Gramma the Galápagos tortoise lived a life that spanned eras. Estimated to have been born around 1884, she witnessed the fall of empires, two world wars and the administrations of more than 20 U.S. presidents. If that birth year is correct, she arrived in the world while Chester Arthur was president, the Washington Monument was completed, the Statue of Liberty’s pedestal cornerstone was set, the first edition of the Oxford English Dictionary appeared, Queen Victoria still reigned, and the prime meridian at Greenwich was established.
The San Diego Zoo said Gramma died Thursday at about 141 years old, with wildlife care staff at her side. In recent years she had been receiving support for age-related conditions, and zoo teams made the difficult, compassionate decision to say goodbye. She had lived at the San Diego Zoo for roughly a century after arriving there around 1928 from the Bronx Zoo; she had originally been taken from the Galápagos Islands.

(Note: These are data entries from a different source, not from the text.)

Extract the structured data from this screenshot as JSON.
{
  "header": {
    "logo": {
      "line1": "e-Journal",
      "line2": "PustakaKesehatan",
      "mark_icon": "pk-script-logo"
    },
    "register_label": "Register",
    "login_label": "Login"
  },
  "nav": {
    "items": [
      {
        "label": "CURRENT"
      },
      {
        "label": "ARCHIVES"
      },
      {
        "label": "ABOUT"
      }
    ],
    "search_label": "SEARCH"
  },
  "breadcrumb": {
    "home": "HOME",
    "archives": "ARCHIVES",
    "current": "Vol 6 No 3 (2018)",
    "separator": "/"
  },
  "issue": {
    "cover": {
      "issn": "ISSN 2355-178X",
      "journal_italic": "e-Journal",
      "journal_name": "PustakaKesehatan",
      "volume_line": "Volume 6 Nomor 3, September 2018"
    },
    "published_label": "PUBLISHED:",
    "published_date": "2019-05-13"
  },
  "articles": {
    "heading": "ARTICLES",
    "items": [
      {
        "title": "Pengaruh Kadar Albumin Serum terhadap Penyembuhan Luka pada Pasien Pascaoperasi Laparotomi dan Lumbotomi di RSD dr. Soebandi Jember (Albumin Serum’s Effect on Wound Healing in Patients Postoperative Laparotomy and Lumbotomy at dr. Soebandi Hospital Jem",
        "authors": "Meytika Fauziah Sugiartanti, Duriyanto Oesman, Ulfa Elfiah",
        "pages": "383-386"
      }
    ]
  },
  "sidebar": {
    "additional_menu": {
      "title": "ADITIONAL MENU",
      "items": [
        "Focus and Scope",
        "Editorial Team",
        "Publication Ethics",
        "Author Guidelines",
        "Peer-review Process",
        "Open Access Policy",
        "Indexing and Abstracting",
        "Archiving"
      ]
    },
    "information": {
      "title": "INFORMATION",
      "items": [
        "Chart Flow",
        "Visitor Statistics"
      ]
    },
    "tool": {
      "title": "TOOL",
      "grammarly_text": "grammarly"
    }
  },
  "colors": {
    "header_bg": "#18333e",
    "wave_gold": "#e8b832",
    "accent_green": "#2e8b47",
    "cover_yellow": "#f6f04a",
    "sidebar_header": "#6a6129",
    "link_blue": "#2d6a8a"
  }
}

Scientists point to tortoise biology to explain such extraordinary longevity. Steven Austad, a biology professor at the University of Alabama at Birmingham and author of Methuselah’s Zoo, notes that tortoises ‘‘live very slow lives’’ — their slower biological pace means the cellular and molecular processes that drive aging happen more gradually. Stephen Blake, an assistant professor of biology at Saint Louis University who studies giant tortoises, puts it another way: species that ‘‘drive fast’’ tend to ‘‘die young,’’ whereas tortoises ‘‘grow old with grace.’’ He colorfully likens them to thoughtful, fuel-efficient drivers.
Blake also highlights physiological traits that help giant tortoises avoid accumulating toxic byproducts over time — a kind of built-in ‘‘physiological oil change.’’ Gramma’s long life is consistent with other unusually old Galápagos tortoises: NPR reported a tortoise that lived to about 130 in South Dakota in 2011; Lonesome George lived well into his hundreds before dying in 2012; ‘‘Speed’’ lived to about 150 at the San Diego Zoo before dying in 2015; and Zoo Miami recently marked Goliath’s 135th birthday.

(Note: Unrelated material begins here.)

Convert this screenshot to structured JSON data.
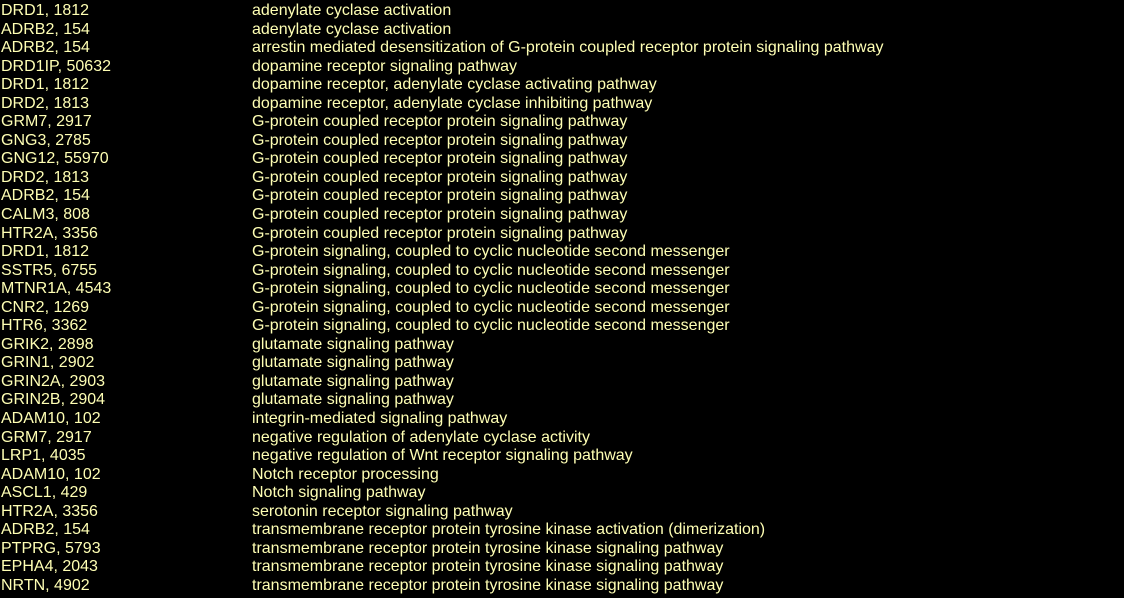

The San Diego Zoo celebrated Gramma’s 138th birthday with a ‘‘shellabration’’ video a few years ago. Staff called her ‘‘the Queen of the Zoo’’ and described her as ‘‘a sweet and shy tortoise’’ who quietly touched many lives during nearly a century in San Diego and served as a gentle ambassador for reptile conservation.
How did tortoises get to the Galápagos in the first place? Blake explains that they most likely drifted from South America, surviving long ocean voyages thanks to buoyant, bell-shaped shells and the ability to lift their long necks like snorkels to breathe. Genetic studies suggest the island population descended from a single female colonizer about 2 to 3 million years ago; females can also store sperm for up to seven years, which helps establish new populations from rare arrivals.

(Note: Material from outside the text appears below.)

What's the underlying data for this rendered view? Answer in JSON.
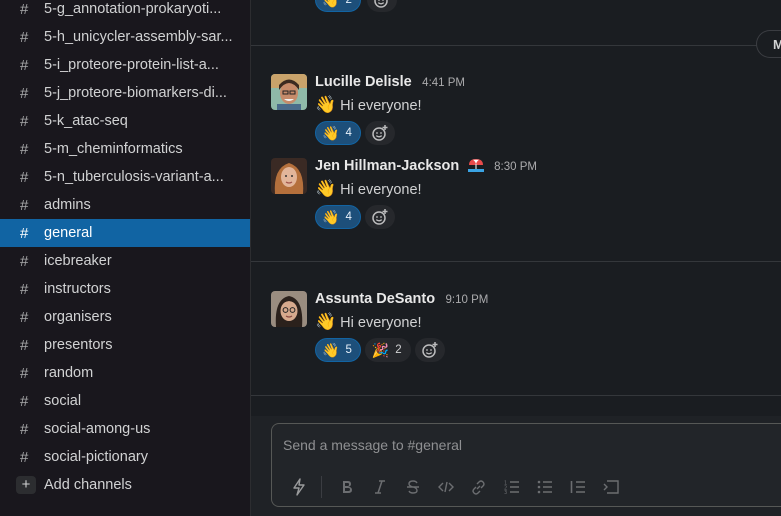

Giant Galápagos tortoises show marked sexual size differences: males can weigh more than 500 pounds and reach roughly 6 feet in length, while females are around half that size. Across the archipelago there are about 15 recognized subspecies, and unfortunately three of those are considered extinct.
Gramma was born only a few years after Charles Darwin’s death in 1882, and Blake points out that it’s ‘‘highly probable’’ some tortoises alive today were already on the islands when Darwin visited aboard the HMS Beagle in 1835. Whether any of those individuals actually encountered Darwin is unknown, but the species’ long lifespans make such historical overlaps possible.
Gramma’s passing marks the end of an era for the San Diego Zoo and for those who knew her as a quiet, enduring presence — a living link to more than a century of natural and human history.